In 2024 zijn de uitgaven aan gezondheidszorg in Nederland gestegen tot 113,5 miljard euro. Dat is 8,1 procent meer dan een jaar eerder. De stijging ligt daarmee boven de economische groei, waardoor de zorgkosten als aandeel van het bruto binnenlands product zijn toegenomen van 9,8 naar 10 procent. Dat blijkt uit voorlopige cijfers van het Centraal Bureau voor de Statistiek (CBS).
De internationale definitie van gezondheidszorguitgaven, zoals gebruikt door Eurostat, OESO en WHO, omvat enkel zorg met een medisch of verpleegkundig doel. Langdurige zorg wordt daarin slechts deels meegenomen. De bredere definitie, inclusief welzijnszorg, volgt later dit jaar.

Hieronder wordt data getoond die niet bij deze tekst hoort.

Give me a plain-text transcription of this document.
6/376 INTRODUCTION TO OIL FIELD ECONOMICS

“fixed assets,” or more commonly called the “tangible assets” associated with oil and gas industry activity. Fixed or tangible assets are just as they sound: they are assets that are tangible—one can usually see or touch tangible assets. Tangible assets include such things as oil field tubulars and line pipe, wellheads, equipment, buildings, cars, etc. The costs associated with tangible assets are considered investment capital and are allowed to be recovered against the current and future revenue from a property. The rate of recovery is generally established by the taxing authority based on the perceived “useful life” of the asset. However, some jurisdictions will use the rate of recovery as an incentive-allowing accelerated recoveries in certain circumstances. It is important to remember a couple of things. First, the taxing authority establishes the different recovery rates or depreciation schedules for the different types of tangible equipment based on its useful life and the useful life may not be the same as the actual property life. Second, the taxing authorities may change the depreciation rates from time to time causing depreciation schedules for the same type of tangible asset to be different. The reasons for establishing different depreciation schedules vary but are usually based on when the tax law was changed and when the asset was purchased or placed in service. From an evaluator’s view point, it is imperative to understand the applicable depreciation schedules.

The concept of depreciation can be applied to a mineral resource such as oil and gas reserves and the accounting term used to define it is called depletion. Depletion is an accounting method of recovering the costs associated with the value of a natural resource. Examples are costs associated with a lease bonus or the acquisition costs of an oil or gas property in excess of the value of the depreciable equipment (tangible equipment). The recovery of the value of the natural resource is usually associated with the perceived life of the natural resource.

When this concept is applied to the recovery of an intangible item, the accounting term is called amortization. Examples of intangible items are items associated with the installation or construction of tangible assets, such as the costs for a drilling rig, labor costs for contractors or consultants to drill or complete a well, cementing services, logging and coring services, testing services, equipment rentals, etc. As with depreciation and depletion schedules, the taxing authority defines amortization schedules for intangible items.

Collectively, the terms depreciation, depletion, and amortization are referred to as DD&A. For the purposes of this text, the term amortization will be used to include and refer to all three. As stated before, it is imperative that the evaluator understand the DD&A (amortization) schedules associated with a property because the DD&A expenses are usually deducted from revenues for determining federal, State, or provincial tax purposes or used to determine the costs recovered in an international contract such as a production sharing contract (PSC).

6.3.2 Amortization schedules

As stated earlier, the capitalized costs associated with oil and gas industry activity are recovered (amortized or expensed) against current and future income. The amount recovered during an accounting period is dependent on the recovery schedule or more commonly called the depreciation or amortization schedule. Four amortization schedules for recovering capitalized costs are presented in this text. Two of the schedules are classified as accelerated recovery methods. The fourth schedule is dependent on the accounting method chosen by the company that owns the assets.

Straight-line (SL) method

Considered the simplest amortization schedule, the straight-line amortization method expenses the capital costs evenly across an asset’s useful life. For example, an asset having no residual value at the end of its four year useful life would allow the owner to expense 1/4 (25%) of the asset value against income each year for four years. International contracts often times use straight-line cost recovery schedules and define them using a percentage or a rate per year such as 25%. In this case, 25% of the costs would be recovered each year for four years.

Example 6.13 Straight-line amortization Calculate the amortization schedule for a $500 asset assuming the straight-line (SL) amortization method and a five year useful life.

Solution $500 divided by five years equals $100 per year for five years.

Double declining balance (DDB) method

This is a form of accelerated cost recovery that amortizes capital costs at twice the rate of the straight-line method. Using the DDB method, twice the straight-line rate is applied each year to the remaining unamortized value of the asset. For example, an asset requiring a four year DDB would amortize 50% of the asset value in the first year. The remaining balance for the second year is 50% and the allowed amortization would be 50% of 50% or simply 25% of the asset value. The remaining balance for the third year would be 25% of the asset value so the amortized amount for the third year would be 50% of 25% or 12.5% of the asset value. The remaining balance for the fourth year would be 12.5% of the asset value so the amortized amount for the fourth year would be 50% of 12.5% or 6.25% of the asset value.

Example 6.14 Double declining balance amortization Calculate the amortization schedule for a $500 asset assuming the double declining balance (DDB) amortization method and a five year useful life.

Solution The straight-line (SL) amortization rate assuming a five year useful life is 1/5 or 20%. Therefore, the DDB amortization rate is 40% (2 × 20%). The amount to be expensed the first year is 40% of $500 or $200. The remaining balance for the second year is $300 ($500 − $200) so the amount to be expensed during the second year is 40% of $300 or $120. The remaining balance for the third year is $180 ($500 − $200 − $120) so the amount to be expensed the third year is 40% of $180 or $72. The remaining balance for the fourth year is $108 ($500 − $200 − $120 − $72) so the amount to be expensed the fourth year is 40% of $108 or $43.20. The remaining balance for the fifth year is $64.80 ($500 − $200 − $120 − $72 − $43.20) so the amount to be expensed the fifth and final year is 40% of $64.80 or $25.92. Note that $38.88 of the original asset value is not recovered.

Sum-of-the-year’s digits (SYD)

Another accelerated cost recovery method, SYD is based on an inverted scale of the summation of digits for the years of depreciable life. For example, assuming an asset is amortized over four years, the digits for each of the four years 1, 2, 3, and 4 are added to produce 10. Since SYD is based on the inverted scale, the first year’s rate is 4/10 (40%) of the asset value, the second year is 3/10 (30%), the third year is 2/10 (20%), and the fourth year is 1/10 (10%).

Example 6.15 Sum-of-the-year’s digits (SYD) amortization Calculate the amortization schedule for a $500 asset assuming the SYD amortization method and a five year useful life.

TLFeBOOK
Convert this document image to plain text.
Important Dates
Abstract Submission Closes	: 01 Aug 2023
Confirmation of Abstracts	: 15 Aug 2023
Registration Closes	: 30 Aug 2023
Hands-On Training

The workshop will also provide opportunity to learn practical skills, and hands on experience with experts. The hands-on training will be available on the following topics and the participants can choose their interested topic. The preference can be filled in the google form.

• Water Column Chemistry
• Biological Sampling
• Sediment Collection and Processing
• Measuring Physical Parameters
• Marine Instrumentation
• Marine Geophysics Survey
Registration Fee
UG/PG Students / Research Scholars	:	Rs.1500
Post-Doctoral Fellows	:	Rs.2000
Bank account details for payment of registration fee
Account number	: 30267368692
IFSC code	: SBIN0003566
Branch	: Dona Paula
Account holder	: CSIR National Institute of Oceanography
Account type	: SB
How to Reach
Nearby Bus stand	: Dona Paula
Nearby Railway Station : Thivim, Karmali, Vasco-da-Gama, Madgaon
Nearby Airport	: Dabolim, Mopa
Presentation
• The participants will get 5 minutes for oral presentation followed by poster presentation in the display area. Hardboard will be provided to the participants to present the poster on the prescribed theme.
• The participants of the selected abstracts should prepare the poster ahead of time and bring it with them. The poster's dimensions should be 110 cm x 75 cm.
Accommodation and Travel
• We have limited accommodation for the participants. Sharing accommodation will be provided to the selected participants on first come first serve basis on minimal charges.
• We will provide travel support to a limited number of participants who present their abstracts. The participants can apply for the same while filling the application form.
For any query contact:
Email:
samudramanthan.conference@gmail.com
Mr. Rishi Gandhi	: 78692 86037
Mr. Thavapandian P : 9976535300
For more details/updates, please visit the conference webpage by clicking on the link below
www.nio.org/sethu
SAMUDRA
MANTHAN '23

Lonen en personeel zorgen voor hogere uitgaven
Een belangrijk deel van de stijging is toe te schrijven aan hogere lonen en een toename van het aantal gewerkte uren in de sector. In 2024 stegen de cao-lonen in de zorg met 7,4 procent. Daarnaast werd er 2,9 procent meer gewerkt in vergelijking met 2023.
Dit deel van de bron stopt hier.